Search code examples
kdb

Efficient method to query percentile in a list


I've come across the requirement to collect the percentiles from a list a few times:

  1. Within what percentile is a certain number?
  2. What is the nth percentile in a list?

I have written these methods to solve the issue:

/for 1:    
percentileWithinThreshold:{[threshold;list] (100 * count where list <= threshold) % count list};

/for 2:
thresholdForPercentile:{[percentile;list] (asc list)[-1 + "j"$((percentile % 100) * count list)]};

They work well for both use cases, but I was thinking this is a too common use case, so probably Q offers already something out of the box that does the same. Any idea if there already exists something else?


Solution

  • '100 xrank' generates percentiles.

      q) 100 xrank 1 2 3 4
      q) 0 25 50 75
    

    Solution for your second requirement:

      q) f:{ y (100 xrank y:asc y) bin x}
    

    Also, note that your second function result will not be always same as xrank.

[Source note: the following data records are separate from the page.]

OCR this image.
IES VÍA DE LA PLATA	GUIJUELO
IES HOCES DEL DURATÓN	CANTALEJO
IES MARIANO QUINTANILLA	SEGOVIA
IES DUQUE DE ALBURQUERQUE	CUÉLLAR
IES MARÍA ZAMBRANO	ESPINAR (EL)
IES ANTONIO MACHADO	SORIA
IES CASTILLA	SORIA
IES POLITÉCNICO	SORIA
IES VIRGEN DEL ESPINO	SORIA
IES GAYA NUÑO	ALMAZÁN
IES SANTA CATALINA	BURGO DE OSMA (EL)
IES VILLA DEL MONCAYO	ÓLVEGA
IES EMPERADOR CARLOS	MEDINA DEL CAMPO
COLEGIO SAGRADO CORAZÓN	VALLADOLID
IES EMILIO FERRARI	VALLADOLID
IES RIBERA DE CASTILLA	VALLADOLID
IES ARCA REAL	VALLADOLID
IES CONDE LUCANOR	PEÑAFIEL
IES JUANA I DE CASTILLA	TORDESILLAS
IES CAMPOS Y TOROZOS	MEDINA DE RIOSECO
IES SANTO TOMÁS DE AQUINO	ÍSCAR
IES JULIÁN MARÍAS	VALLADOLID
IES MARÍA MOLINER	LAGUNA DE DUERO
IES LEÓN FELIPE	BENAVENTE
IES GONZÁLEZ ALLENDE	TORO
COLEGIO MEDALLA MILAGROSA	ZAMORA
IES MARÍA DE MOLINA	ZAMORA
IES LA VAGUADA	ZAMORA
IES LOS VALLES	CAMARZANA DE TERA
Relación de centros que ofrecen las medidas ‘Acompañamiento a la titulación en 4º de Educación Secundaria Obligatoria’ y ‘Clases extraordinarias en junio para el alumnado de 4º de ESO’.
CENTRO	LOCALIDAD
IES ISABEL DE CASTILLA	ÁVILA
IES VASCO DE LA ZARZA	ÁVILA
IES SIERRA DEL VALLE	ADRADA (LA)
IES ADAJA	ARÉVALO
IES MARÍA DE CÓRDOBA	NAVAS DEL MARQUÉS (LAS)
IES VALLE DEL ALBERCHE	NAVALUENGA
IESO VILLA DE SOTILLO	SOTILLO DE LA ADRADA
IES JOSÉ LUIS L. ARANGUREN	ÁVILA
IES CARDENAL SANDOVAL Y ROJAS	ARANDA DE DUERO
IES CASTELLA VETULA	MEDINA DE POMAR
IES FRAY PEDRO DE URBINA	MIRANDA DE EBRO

Reason for that is 'xrank' uses floor for fractional index output which is the normal scenario with calculating percentiles and your function round up the value and subtracts -1 which ensures that output will always be lesser-equal to input percentile. For example:

      q) thresholdForPercentile[63;til 21] / output 12 
      q) f[63;til 21] / output 13
    

    For first requirement, there is no inbuilt function. However you could improve your function if you keep your input list sorted because in that case you could use 'bin' function which runs faster on big lists.

      q) percentileWithinThreshold:{[threshold;list] (100 * 1+list bin threshold) % count list};
    

    Remember that 'bin' will throw type error if one argument is of float type and other is an integer. So make sure to cast them correctly inside the function.